Arguments: zone (str) – Select the zone to check. Must be one of Config or Data.
Returns: True if selected zone is locked.
Return type: bool
serial_number()
Retrieve secure element’s 72-bit serial number.
Returns: Serial number.
Return type: bytes
ATECC608A class¶
class ATECC608A(i2c.I2C)
Class for controlling the ATECC608A chip.
This class inherits all ATECC508A methods.

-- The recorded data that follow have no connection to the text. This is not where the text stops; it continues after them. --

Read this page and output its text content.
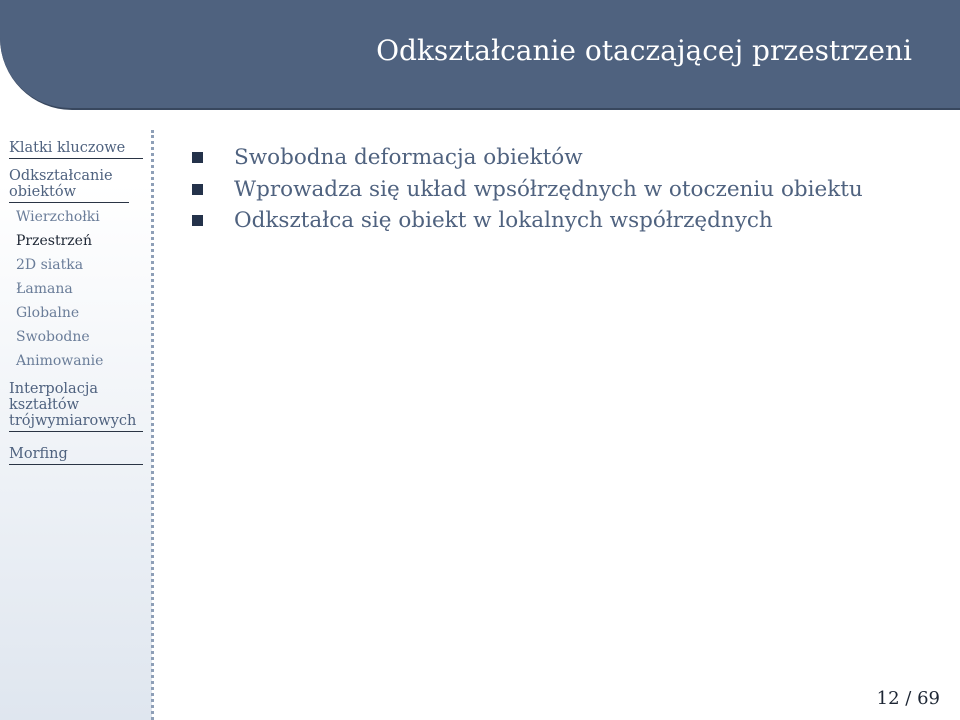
Odkształcanie otaczającej przestrzeni
Klatki kluczowe
Odkształcanie obiektów
Wierzchołki
Przestrzeń
2D siatka
Łamana
Globalne
Swobodne
Animowanie
Interpolacja kształtów trójwymiarowych
Morfing
Swobodna deformacja obiektów
Wprowadza się układ wpsółrzędnych w otoczeniu obiektu
Odkształca się obiekt w lokalnych współrzędnych
12 / 69
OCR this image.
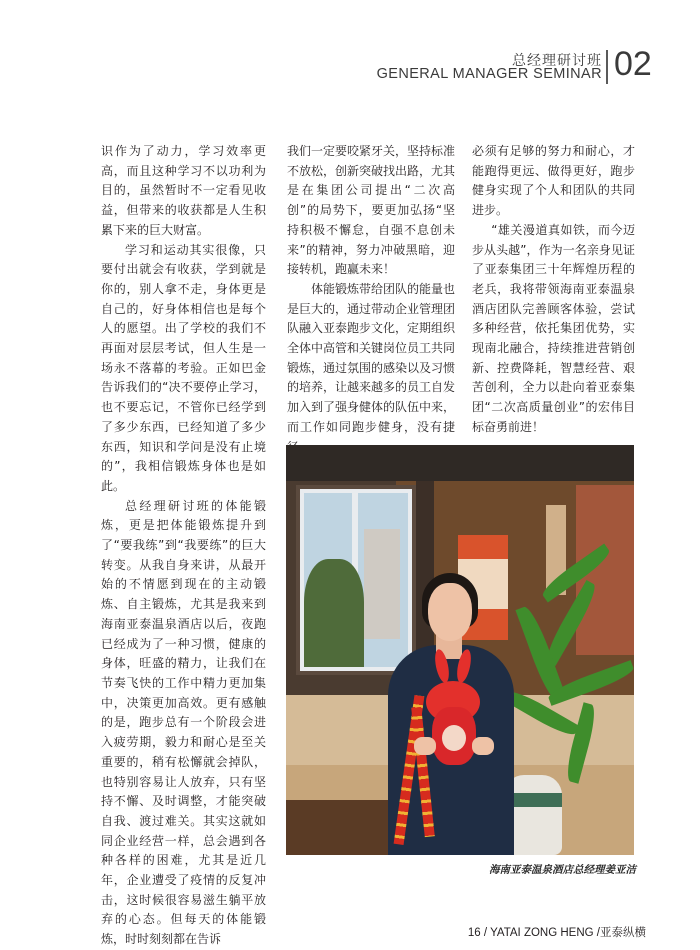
总经理研讨班
GENERAL MANAGER SEMINAR 02

识作为了动力，学习效率更高，而且这种学习不以功利为目的，虽然暂时不一定看见收益，但带来的收获都是人生积累下来的巨大财富。

学习和运动其实很像，只要付出就会有收获，学到就是你的，别人拿不走，身体更是自己的，好身体相信也是每个人的愿望。出了学校的我们不再面对层层考试，但人生是一场永不落幕的考验。正如巴金告诉我们的“决不要停止学习，也不要忘记，不管你已经学到了多少东西，已经知道了多少东西，知识和学问是没有止境的”，我相信锻炼身体也是如此。

总经理研讨班的体能锻炼，更是把体能锻炼提升到了“要我练”到“我要练”的巨大转变。从我自身来讲，从最开始的不情愿到现在的主动锻炼、自主锻炼，尤其是我来到海南亚泰温泉酒店以后，夜跑已经成为了一种习惯，健康的身体，旺盛的精力，让我们在节奏飞快的工作中精力更加集中，决策更加高效。更有感触的是，跑步总有一个阶段会进入疲劳期，毅力和耐心是至关重要的，稍有松懈就会掉队，也特别容易让人放弃，只有坚持不懈、及时调整，才能突破自我、渡过难关。其实这就如同企业经营一样，总会遇到各种各样的困难，尤其是近几年，企业遭受了疫情的反复冲击，这时候很容易滋生躺平放弃的心态。但每天的体能锻炼，时时刻刻都在告诉

我们一定要咬紧牙关，坚持标准不放松，创新突破找出路，尤其是在集团公司提出“二次高创”的局势下，要更加弘扬“坚持积极不懈怠，自强不息创未来”的精神，努力冲破黑暗，迎接转机，跑赢未来！

体能锻炼带给团队的能量也是巨大的，通过带动企业管理团队融入亚泰跑步文化，定期组织全体中高管和关键岗位员工共同锻炼，通过氛围的感染以及习惯的培养，让越来越多的员工自发加入到了强身健体的队伍中来，而工作如同跑步健身，没有捷

必须有足够的努力和耐心，才能跑得更远、做得更好，跑步健身实现了个人和团队的共同进步。

“雄关漫道真如铁，而今迈步从头越”，作为一名亲身见证了亚泰集团三十年辉煌历程的老兵，我将带领海南亚泰温泉酒店团队完善顾客体验，尝试多种经营，依托集团优势，实现南北融合，持续推进营销创新、控费降耗，智慧经营、艰苦创利，全力以赴向着亚泰集团“二次高质量创业”的宏伟目标奋勇前进！

海南亚泰温泉酒店总经理姜亚洁
16 / YATAI ZONG HENG /亚泰纵横
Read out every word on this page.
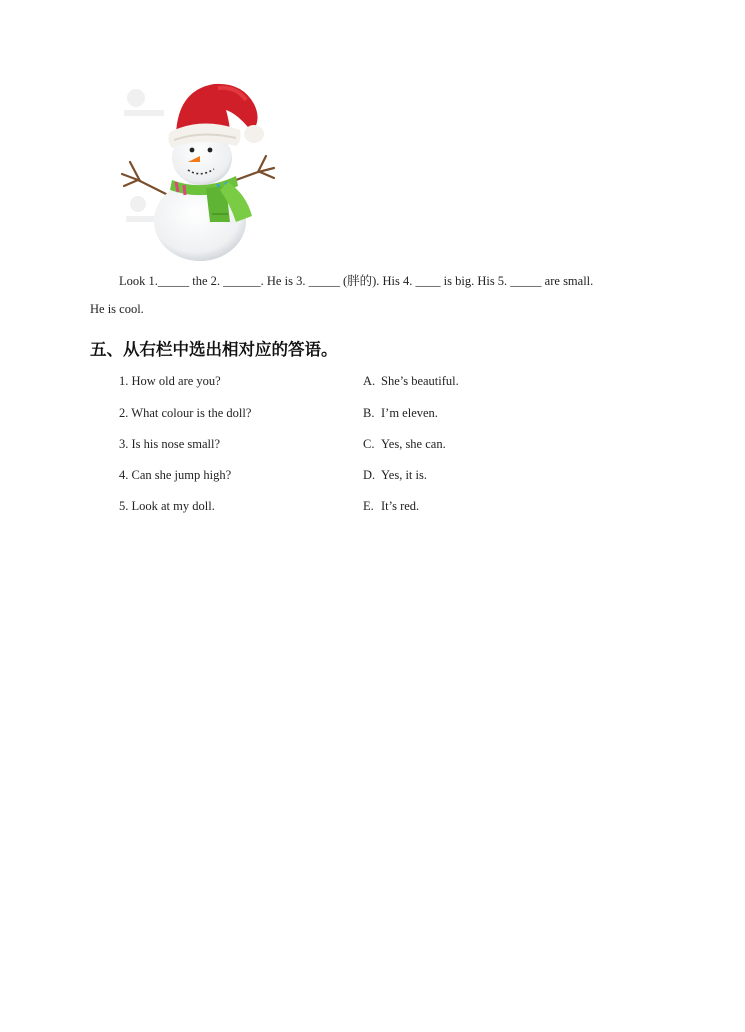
Look 1._____ the 2. ______. He is 3. _____ (胖的). His 4. ____ is big. His 5. _____ are small.
He is cool.
五、从右栏中选出相对应的答语。
1. How old are you?	A. She’s beautiful.
2. What colour is the doll?	B. I’m eleven.
3. Is his nose small?	C. Yes, she can.
4. Can she jump high?	D. Yes, it is.
5. Look at my doll.	E. It’s red.
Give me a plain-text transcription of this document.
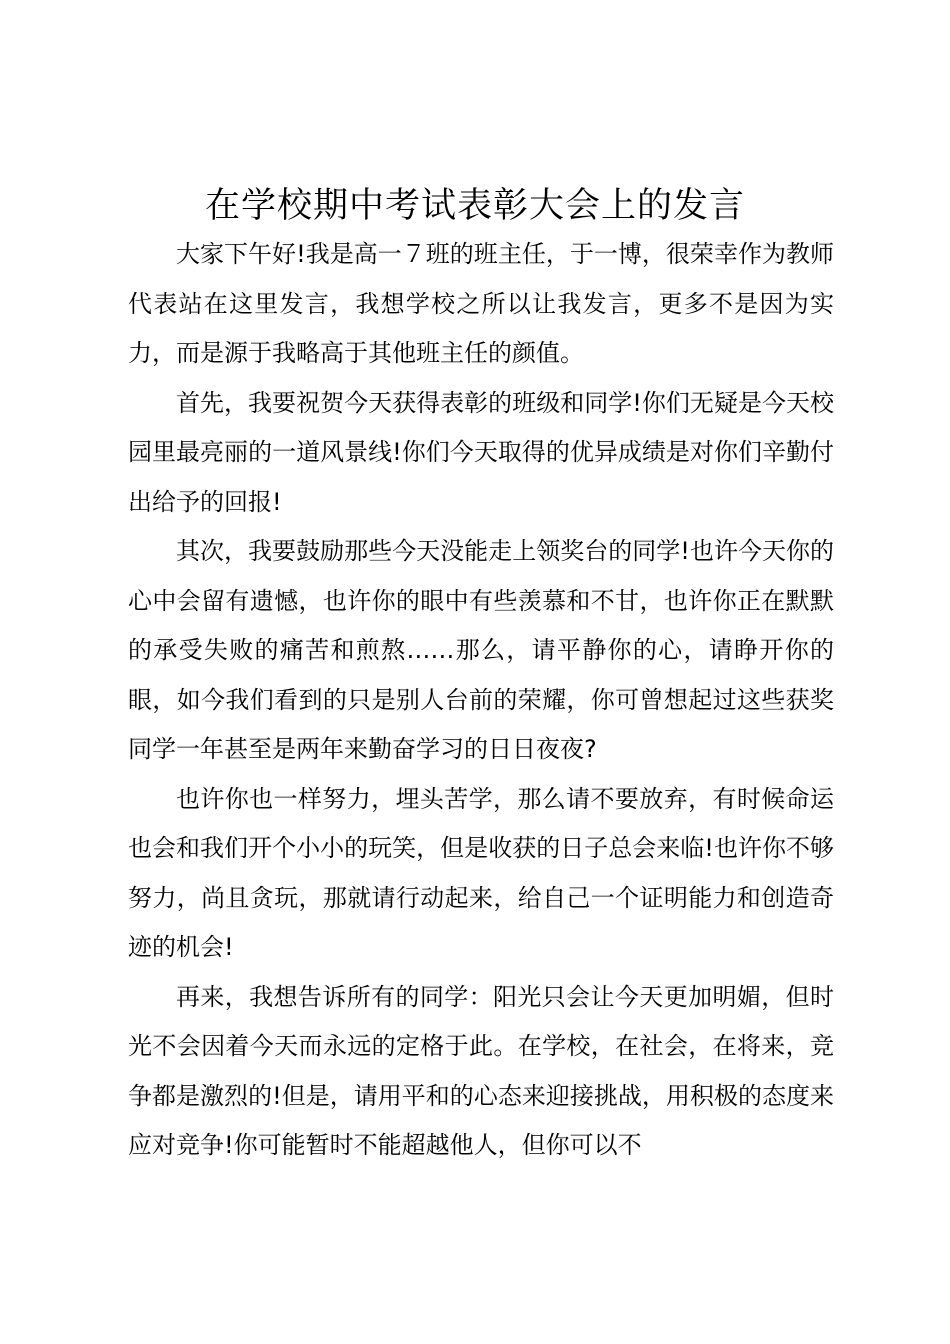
在学校期中考试表彰大会上的发言

大家下午好!我是高一７班的班主任，于一博，很荣幸作为教师代表站在这里发言，我想学校之所以让我发言，更多不是因为实力，而是源于我略高于其他班主任的颜值。

首先，我要祝贺今天获得表彰的班级和同学!你们无疑是今天校园里最亮丽的一道风景线!你们今天取得的优异成绩是对你们辛勤付出给予的回报!

其次，我要鼓励那些今天没能走上领奖台的同学!也许今天你的心中会留有遗憾，也许你的眼中有些羡慕和不甘，也许你正在默默的承受失败的痛苦和煎熬……那么，请平静你的心，请睁开你的眼，如今我们看到的只是别人台前的荣耀，你可曾想起过这些获奖同学一年甚至是两年来勤奋学习的日日夜夜?

也许你也一样努力，埋头苦学，那么请不要放弃，有时候命运也会和我们开个小小的玩笑，但是收获的日子总会来临!也许你不够努力，尚且贪玩，那就请行动起来，给自己一个证明能力和创造奇迹的机会!

再来，我想告诉所有的同学：阳光只会让今天更加明媚，但时光不会因着今天而永远的定格于此。在学校，在社会，在将来，竞争都是激烈的!但是，请用平和的心态来迎接挑战，用积极的态度来应对竞争!你可能暂时不能超越他人，但你可以不
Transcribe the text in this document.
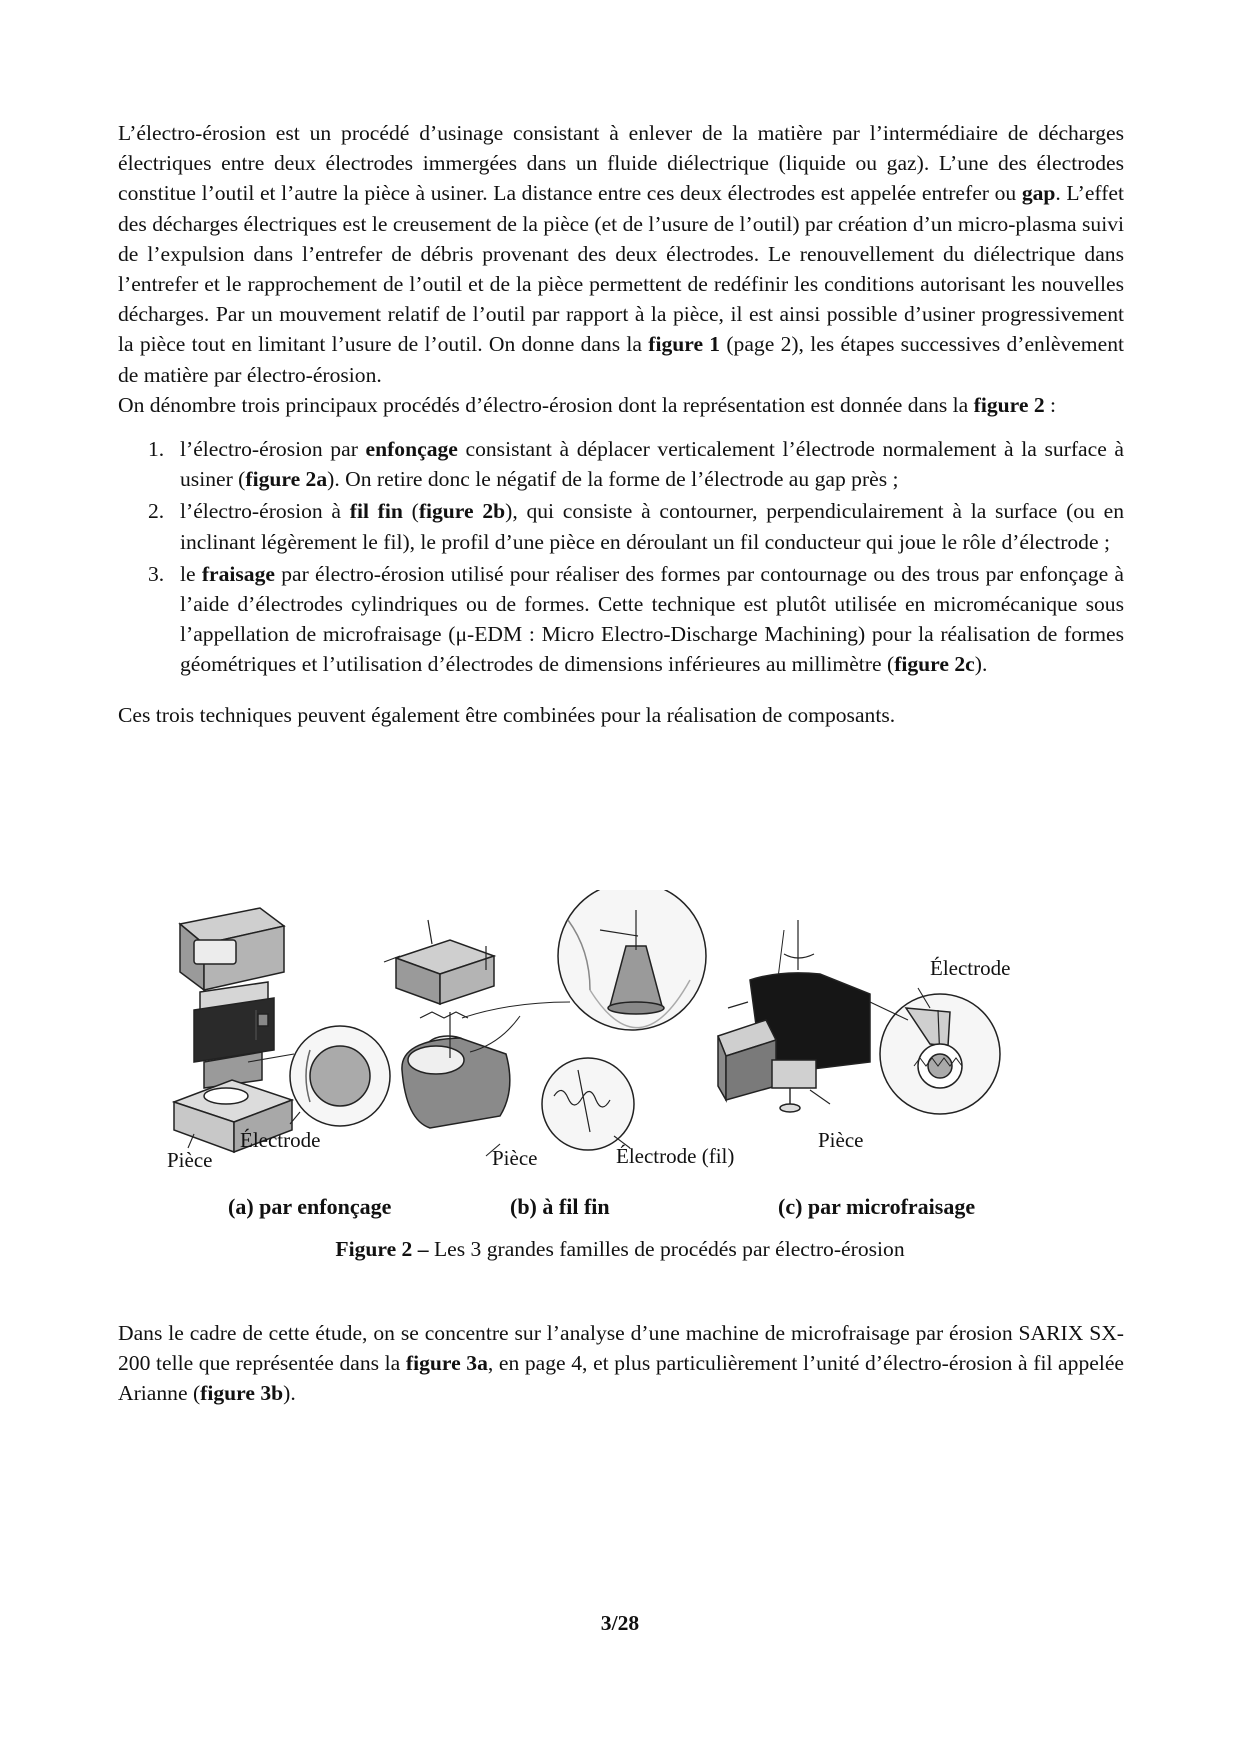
L’électro-érosion est un procédé d’usinage consistant à enlever de la matière par l’intermédiaire de décharges électriques entre deux électrodes immergées dans un fluide diélectrique (liquide ou gaz). L’une des électrodes constitue l’outil et l’autre la pièce à usiner. La distance entre ces deux électrodes est appelée entrefer ou gap. L’effet des décharges électriques est le creusement de la pièce (et de l’usure de l’outil) par création d’un micro-plasma suivi de l’expulsion dans l’entrefer de débris provenant des deux électrodes. Le renouvellement du diélectrique dans l’entrefer et le rapprochement de l’outil et de la pièce permettent de redéfinir les conditions autorisant les nouvelles décharges. Par un mouvement relatif de l’outil par rapport à la pièce, il est ainsi possible d’usiner progressivement la pièce tout en limitant l’usure de l’outil. On donne dans la figure 1 (page 2), les étapes successives d’enlèvement de matière par électro-érosion.

On dénombre trois principaux procédés d’électro-érosion dont la représentation est donnée dans la figure 2 :

1. l’électro-érosion par enfonçage consistant à déplacer verticalement l’électrode normalement à la surface à usiner (figure 2a). On retire donc le négatif de la forme de l’électrode au gap près ;
2. l’électro-érosion à fil fin (figure 2b), qui consiste à contourner, perpendiculairement à la surface (ou en inclinant légèrement le fil), le profil d’une pièce en déroulant un fil conducteur qui joue le rôle d’électrode ;
3. le fraisage par électro-érosion utilisé pour réaliser des formes par contournage ou des trous par enfonçage à l’aide d’électrodes cylindriques ou de formes. Cette technique est plutôt utilisée en micromécanique sous l’appellation de microfraisage (μ-EDM : Micro Electro-Discharge Machining) pour la réalisation de formes géométriques et l’utilisation d’électrodes de dimensions inférieures au millimètre (figure 2c).

Ces trois techniques peuvent également être combinées pour la réalisation de composants.

Pièce
Électrode
(a) par enfonçage
Pièce	Électrode (fil)
(b) à fil fin
Électrode
Pièce
(c) par microfraisage
Figure 2 – Les 3 grandes familles de procédés par électro-érosion

Dans le cadre de cette étude, on se concentre sur l’analyse d’une machine de microfraisage par érosion SARIX SX-200 telle que représentée dans la figure 3a, en page 4, et plus particulièrement l’unité d’électro-érosion à fil appelée Arianne (figure 3b).

3/28
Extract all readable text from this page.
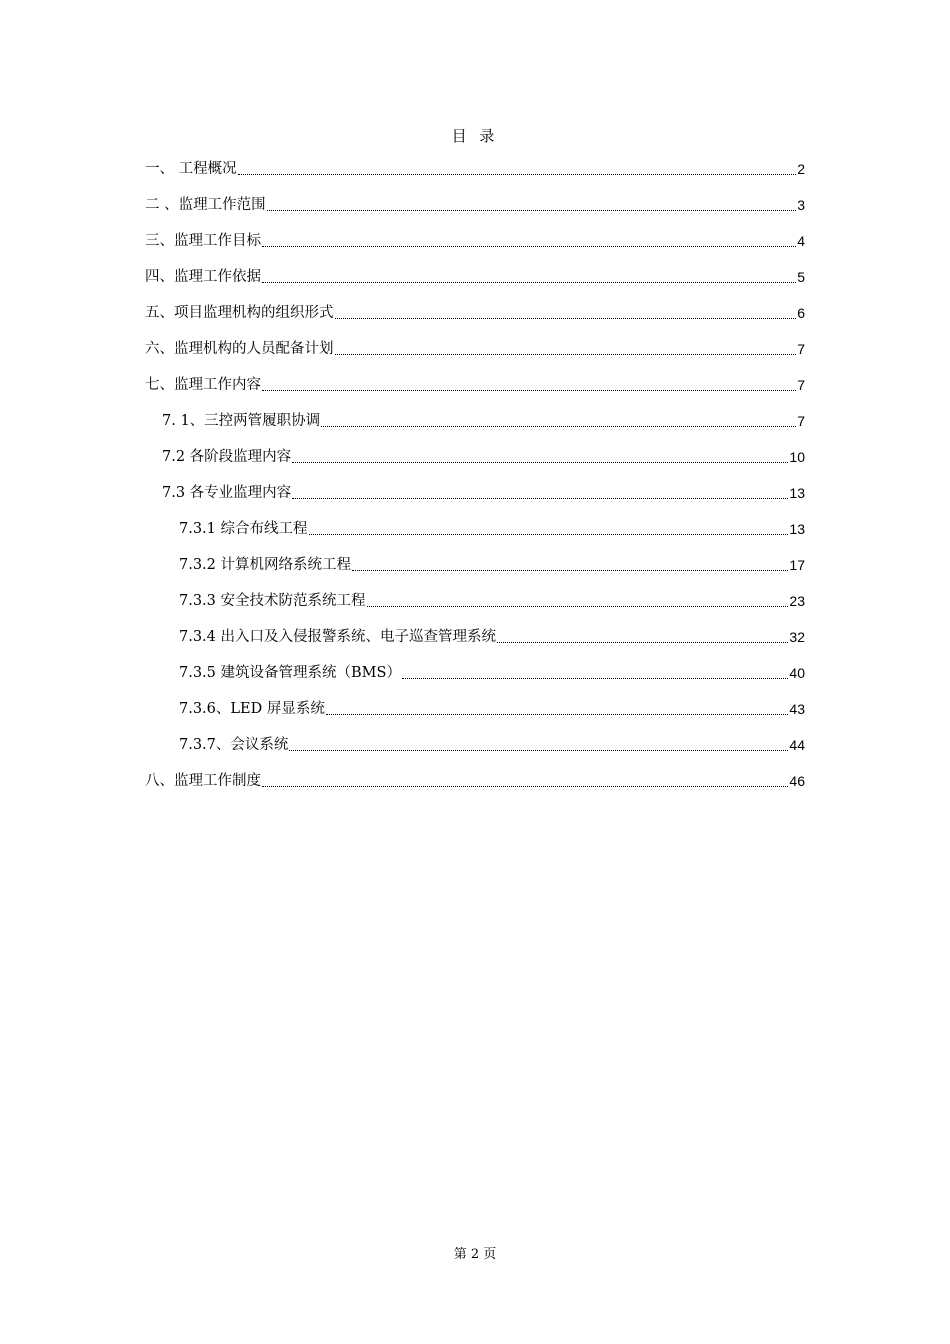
目 录
一、 工程概况	2
二 、监理工作范围	3
三、监理工作目标	4
四、监理工作依据	5
五、项目监理机构的组织形式	6
六、监理机构的人员配备计划	7
七、监理工作内容	7
7. 1、三控两管履职协调	7
7.2 各阶段监理内容	10
7.3 各专业监理内容	13
7.3.1 综合布线工程	13
7.3.2 计算机网络系统工程	17
7.3.3 安全技术防范系统工程	23
7.3.4 出入口及入侵报警系统、电子巡查管理系统	32
7.3.5 建筑设备管理系统（BMS）	40
7.3.6、LED 屏显系统	43
7.3.7、会议系统	44
八、监理工作制度	46
第 2 页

Zerynth HWCrypto Interface¶
hwcrypto_init(i2c_drv,key_slot,i2c_addr=0x60,dev_type=DEV_ATECC508A)
Note
this function is available only when ZERYNTH_HWCRYPTO_ATECCx08A
is set in project.yml file.
Arguments:
- i2c_drv – Interface for I2C communication. (e.g.
I2C0
) - key_slot – Chosen private key slot number (can be used to sign, compute public, …)
- i2c_addr – Address of the I2C chip. (Default value =
0x60
) - dev_type – Crypto chip type (Default =
DEV_ATECC508A
, can also beDEV_ATECC108A
orDEV_ATECC608A
)
Init and enable the use of the crypto chip from other Zerynth libraries through Zerynth HWCrypto C interface. C interface based on Microchip Cryptoauth Lib.